If you'll indulge the flashback, there's an almost Droid Incredible vibe about the A9, and not just because of its lean, hand-friendly physique. The A9's 5.0-inch, 1080p screen is HTC's first AMOLED screen in ages, with prior choices skewing toward Super LCD screens. Just like the old days, the screen can be used in one of two ways -- the default setup has bright, punchy colors for mass consumer appeal, but there's a more accurate sRGB mode if you're into that sort of thing. There's no way we were going to get a Quad HD screen in a device this small and that costs so little, but I haven't had reason to complain.
Still, there's no denying this thing lacks some of the niceties we got with this M9. The most tragic loss? The front-facing speakers that were a hallmark of HTC's BoomSound experience; there's one grille etched into the A9's bottom edge. While it's not bad as far as single speaker setups go, it doesn't hold a candle to the immersive sound we squeezed out of earlier flagships. The BoomSound flair hasn't disappeared completely, though -- it just evolved. Plugging in a pair of headphones triggers the included Dolby amplifier, adding a little extra oomph and brightness most tracks I threw at it. You can toss 24-bit tunes onto the A9 too if you've got any laying around; I'm stocking up on them while we gear up for a full review. Throw in a 13-megapixel camera with really snappy optical image stabilization and a Pro Mode that supports RAW image capture and we've got a solid competitor for the price. Like it or not, though, HTC considers the A9 the flagship successor to the M9 and will replace it completely in some competitive retail markets.
And yes, the A9 is reminiscent of another phone, too -- perhaps disturbingly so. HTC is well aware that people are calling the A9 an iPhone copy, and really, who could blame them? The similarities -- a rounded all-metal chassis, a single speaker, the round camera setup (compared to the M9's charming squircle) -- are hard to miss. In particular, the company knows the parallel placement of the A9's polycarbonate antenna bands looks a lot like the iPhone 6's, but HTC made those a thing first. In fairness, there's a lot going on here that's doesn't feel Apple-y in origin. The textured power button adds some much needed tactile difference from the smooth volume rocker above it, and HTC's mastery of metal shines with an aircraft-grade aluminum that has two distinct tactile feels on the A9's back and sides. If there's one thing HTC knows how to do, it's how to build a device with impeccable fit and finish.
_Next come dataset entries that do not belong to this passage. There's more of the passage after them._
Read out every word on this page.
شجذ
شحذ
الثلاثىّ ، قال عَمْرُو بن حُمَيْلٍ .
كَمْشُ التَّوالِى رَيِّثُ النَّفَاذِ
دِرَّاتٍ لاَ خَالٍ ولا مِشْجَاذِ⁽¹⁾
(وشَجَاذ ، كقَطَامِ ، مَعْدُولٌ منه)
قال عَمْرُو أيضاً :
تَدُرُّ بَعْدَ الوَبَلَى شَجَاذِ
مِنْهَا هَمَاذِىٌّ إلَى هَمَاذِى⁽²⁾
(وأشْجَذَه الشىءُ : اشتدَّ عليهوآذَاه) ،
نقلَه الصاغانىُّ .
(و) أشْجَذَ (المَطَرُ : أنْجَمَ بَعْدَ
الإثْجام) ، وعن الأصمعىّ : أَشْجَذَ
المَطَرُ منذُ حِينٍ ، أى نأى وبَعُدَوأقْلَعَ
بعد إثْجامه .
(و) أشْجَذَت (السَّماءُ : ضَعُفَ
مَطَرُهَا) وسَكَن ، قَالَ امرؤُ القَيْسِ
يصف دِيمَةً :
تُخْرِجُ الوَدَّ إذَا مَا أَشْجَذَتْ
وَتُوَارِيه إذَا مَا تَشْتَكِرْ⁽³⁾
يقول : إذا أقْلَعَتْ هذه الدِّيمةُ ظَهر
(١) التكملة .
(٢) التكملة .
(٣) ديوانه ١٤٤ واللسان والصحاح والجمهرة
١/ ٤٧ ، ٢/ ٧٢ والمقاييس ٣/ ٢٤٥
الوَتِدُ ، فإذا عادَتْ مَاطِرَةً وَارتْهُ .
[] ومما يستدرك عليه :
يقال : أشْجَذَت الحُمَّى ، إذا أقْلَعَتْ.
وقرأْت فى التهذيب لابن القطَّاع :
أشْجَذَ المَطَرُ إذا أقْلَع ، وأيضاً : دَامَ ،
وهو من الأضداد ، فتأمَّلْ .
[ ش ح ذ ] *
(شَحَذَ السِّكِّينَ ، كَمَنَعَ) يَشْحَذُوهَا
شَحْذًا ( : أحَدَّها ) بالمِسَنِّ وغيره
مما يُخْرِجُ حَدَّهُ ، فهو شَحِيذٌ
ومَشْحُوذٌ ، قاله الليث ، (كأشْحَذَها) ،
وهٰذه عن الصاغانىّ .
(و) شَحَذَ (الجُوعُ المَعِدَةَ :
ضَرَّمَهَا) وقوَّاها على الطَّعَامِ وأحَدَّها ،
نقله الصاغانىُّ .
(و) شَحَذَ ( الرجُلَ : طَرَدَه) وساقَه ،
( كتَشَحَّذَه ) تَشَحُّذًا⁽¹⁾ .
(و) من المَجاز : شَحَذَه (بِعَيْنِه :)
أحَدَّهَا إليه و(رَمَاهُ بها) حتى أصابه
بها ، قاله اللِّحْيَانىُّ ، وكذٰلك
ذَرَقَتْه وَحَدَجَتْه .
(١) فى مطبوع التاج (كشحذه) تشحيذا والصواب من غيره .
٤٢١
With the A9, HTC is doing a lot of insisting -- it is a flagship, it isn't an iPhone clone, and so on. Ultimately, though, that's not their decision to make. It's ours. After a bit of playtime, it's clear that HTC has had time to reflect on what they're good at and what smartphone shoppers want. The end result is a phone that seems like a solid -- if kind of safe -- next step for a company on the brink. What's not clear is whether the A9 actually has the power to win the hearts, minds and wallets needed to restore HTC's former glory.